Fall is often one of the best times of the year to hit the water. The fishing is usually pretty solid, especially for bigger fish, plus, the crowds are low compared to the summer peak when every boat owner within 100 miles seems to be on your favorite bassin’ body of water.
So, since fall is a time of change for all creatures great and bassy, Pros4- 1Source asked a handful of Bassmaster Elite Series pros what their favorite fall bass fishing techniques were, to help all of us catch a few more bass during these changing times.
“I like fishing topwaters for shallow bass,” said DeFoe. “I like to use the Storm Top Walker and fish it around isolated cover. This is a fun way to catch big bass in the fall. There’s nothing like watching the bite on this bait.”
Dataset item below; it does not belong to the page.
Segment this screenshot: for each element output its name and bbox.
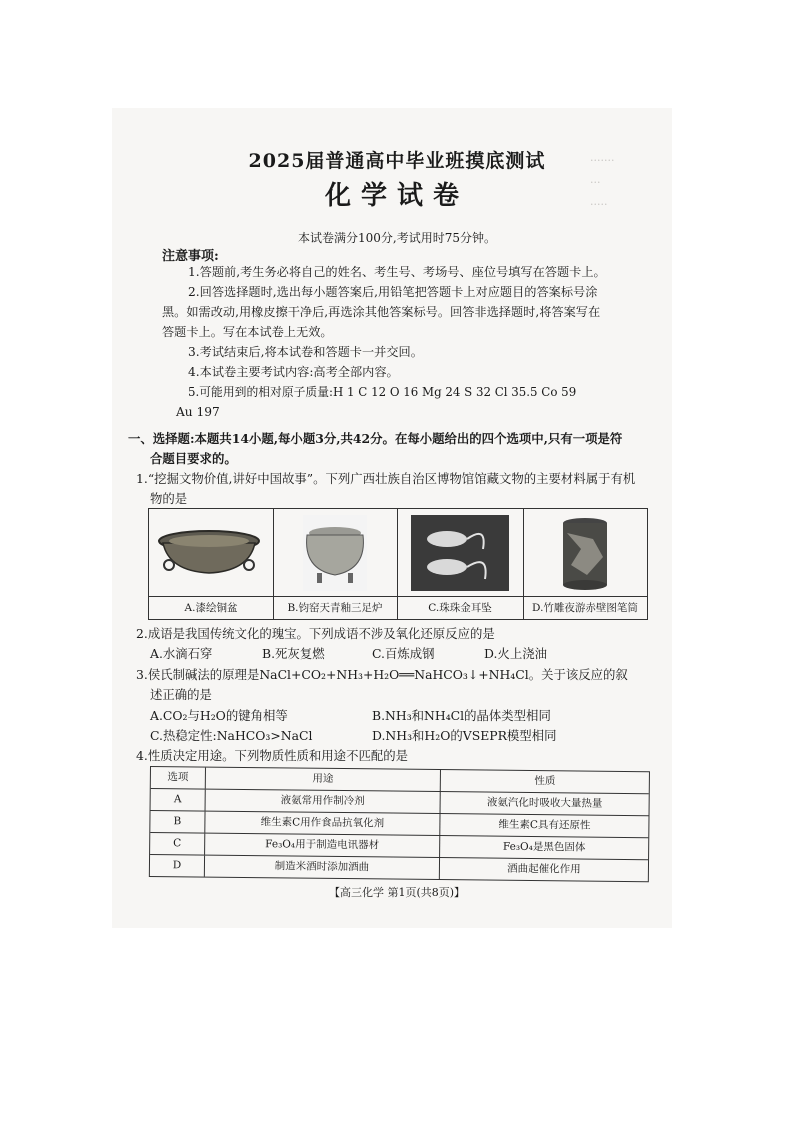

“I love catching smallmouth on a Megabass Vision ONETEN crankbait in the fall because they hit it going the other way so often,” said Clausen. “Some of the best bites of the year come in the fall throwing a jerkbait.”
“My favorite fall technique is throwing a ¼-ounce buzzbaitdown the bank with the trolling motor on high speed,” said Cherry. “It’s a great way to cover shallow targets and get some explosive bites.
“You can do this all day and catch some of the biggest bags of the year. It will work from the main channel all the way to the back of creeks and pockets.”
“I like mid-depth cranking in the fall,” said Combs. “I use the Strike King 2.5 in 4-to 8-foot depths, and the 5XD in 8-to 12-feet of water. I focus my fishing on creek channel bends and channel intersections.”
“My favorite fall technique is shallow water cranking,” said Bertrand. “I like the Berkley Square Bull, and I fish it on shallow flats and back in creeks. It’s a great shad imitation, and bass are dialed into shad in the fall.”
“My fall techniques depend on where I am in relation to the Mason/Dixon Line,” said Palaniuk. “If I’m down south, I love targeting isolated cover with a Storm Arashi Square crankbait 3 and a ½-ounce jig. It’s a great way to cover a lot of water, and fish are usually aggressive.
“If I’m up north chasing smallmouth bass, I love throwing a Zoom Z-Drop worm on a drop-shot rig, targeting rock veins and points that have good dropoffs on one side. If there is a shallow population of smallmouth, a ¾-ounce Terminator spinnerbait reeled as fast as you can is addicting, and a deadly way to catch them.”